You can also use `perfcurve` to estimate confidence intervals. `perfcurve` computes confidence bounds using either cross-validation or bootstrap. If you supply cell arrays for `labels` and `scores`, `perfcurve` uses cross-validation and treats elements in the cell arrays as cross-validation folds. If you set input parameter `NBoot` to a positive integer, `perfcurve` generates `nboot` bootstrap replicas to compute pointwise confidence bounds.

`perfcurve` estimates the confidence bounds using one of two methods:

• Vertical averaging (VA) — estimate confidence bounds on `Y` and `T` at fixed values of `X`. Use the `XVals` input parameter to use this method for computing confidence bounds.

• Threshold averaging (TA) — estimate confidence bounds for `X` and `Y` at fixed thresholds for the positive class score.
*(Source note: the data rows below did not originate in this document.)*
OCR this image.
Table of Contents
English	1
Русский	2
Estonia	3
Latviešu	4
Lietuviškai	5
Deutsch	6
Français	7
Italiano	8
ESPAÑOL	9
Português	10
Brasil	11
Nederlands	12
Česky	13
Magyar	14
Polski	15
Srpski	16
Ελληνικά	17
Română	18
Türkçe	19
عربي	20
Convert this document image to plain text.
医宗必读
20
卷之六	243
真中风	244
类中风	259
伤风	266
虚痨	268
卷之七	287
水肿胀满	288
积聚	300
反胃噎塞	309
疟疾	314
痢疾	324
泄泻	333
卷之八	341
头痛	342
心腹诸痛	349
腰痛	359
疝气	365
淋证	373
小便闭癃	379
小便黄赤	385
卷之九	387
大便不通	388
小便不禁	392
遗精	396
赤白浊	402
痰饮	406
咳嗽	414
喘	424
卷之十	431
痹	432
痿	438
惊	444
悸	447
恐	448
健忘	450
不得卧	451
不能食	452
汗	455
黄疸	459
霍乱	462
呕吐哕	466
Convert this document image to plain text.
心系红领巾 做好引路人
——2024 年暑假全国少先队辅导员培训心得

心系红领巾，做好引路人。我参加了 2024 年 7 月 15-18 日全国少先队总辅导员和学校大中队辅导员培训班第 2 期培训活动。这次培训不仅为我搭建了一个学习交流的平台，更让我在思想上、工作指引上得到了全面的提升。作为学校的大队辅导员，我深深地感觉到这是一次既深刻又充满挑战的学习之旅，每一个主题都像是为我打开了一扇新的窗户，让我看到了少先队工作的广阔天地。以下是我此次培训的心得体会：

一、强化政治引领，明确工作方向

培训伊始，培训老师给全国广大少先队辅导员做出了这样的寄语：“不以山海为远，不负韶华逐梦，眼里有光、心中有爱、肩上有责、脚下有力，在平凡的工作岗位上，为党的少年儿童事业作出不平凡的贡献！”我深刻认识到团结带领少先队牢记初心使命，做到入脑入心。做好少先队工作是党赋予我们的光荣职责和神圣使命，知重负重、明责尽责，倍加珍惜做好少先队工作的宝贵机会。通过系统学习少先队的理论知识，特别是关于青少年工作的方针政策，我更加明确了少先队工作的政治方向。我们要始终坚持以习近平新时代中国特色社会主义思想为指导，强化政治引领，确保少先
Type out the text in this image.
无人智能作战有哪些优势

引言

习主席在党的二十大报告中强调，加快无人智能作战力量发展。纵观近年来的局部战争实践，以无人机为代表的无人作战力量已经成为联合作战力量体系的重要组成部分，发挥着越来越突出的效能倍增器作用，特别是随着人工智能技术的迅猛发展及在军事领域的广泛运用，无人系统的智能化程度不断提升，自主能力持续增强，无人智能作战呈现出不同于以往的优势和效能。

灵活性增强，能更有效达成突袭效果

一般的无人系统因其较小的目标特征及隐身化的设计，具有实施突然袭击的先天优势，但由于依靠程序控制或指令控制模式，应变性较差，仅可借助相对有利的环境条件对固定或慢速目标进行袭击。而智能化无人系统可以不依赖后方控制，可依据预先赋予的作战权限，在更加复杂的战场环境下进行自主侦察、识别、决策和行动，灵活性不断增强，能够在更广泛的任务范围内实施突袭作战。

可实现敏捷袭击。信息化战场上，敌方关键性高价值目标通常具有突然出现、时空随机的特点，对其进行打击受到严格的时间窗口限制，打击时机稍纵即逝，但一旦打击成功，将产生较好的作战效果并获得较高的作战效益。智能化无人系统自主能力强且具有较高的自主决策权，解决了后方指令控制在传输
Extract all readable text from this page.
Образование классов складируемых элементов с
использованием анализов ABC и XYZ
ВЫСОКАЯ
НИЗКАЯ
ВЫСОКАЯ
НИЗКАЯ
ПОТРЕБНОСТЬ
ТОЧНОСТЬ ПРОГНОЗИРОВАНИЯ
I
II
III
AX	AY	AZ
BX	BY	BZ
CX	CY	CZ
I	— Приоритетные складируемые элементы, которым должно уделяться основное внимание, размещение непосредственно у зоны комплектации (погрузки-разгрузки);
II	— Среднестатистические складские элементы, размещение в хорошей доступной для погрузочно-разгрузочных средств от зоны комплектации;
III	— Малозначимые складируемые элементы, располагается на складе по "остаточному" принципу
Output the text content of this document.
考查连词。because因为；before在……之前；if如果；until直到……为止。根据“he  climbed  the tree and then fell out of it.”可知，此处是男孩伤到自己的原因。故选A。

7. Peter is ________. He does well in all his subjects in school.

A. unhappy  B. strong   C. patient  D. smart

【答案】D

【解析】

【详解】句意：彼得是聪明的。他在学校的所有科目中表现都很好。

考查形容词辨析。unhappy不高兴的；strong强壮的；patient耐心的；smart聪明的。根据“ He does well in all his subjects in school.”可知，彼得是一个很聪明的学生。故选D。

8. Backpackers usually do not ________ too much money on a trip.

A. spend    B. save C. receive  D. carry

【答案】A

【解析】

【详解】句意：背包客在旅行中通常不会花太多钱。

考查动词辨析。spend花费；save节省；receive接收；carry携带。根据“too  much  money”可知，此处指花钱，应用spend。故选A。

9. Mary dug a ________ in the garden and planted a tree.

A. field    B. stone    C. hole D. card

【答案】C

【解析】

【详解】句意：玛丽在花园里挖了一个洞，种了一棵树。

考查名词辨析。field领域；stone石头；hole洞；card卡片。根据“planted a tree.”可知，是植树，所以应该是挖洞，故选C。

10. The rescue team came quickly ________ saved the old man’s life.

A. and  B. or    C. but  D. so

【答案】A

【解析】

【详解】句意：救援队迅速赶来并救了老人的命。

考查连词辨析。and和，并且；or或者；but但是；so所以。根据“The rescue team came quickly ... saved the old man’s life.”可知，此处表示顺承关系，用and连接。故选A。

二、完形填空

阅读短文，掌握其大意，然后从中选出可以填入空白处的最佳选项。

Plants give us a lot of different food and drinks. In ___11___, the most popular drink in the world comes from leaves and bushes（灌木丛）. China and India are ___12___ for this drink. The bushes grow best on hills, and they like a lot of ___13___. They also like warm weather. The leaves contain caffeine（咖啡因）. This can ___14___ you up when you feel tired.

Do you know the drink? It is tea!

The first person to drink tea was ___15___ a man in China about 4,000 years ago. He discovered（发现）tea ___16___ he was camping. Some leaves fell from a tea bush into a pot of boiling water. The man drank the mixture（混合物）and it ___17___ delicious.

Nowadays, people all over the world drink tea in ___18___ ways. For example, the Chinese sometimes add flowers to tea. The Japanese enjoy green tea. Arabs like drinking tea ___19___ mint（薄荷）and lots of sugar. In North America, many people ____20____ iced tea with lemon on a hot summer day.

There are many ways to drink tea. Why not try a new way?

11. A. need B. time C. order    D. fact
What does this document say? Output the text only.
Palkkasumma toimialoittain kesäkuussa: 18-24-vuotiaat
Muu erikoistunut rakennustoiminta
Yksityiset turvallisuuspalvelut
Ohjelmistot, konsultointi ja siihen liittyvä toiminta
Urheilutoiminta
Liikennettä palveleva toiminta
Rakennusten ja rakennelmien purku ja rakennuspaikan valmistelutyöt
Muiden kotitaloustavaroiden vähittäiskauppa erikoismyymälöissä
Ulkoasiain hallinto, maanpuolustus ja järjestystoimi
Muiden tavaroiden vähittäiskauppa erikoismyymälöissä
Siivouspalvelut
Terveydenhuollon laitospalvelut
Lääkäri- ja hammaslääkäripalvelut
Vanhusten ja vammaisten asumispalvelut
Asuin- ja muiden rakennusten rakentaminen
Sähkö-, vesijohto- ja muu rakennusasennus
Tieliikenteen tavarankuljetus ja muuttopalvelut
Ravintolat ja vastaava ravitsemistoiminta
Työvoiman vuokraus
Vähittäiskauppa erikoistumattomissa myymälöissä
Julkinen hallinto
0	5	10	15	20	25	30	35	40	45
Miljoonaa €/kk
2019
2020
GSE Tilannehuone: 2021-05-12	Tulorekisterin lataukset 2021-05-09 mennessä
Use the `TVals` input parameter to use this method for computing confidence bounds.

To use observation weights instead of observation counts, you can use the `'Weights'` parameter in your call to `perfcurve`. When you use this parameter, to compute `X`, `Y` and `T` or to compute confidence bounds by cross-validation, `perfcurve` uses your supplied observation weights instead of observation counts. To compute confidence bounds by bootstrap, `perfcurve` samples N out of N with replacement using your weights as multinomial sampling probabilities.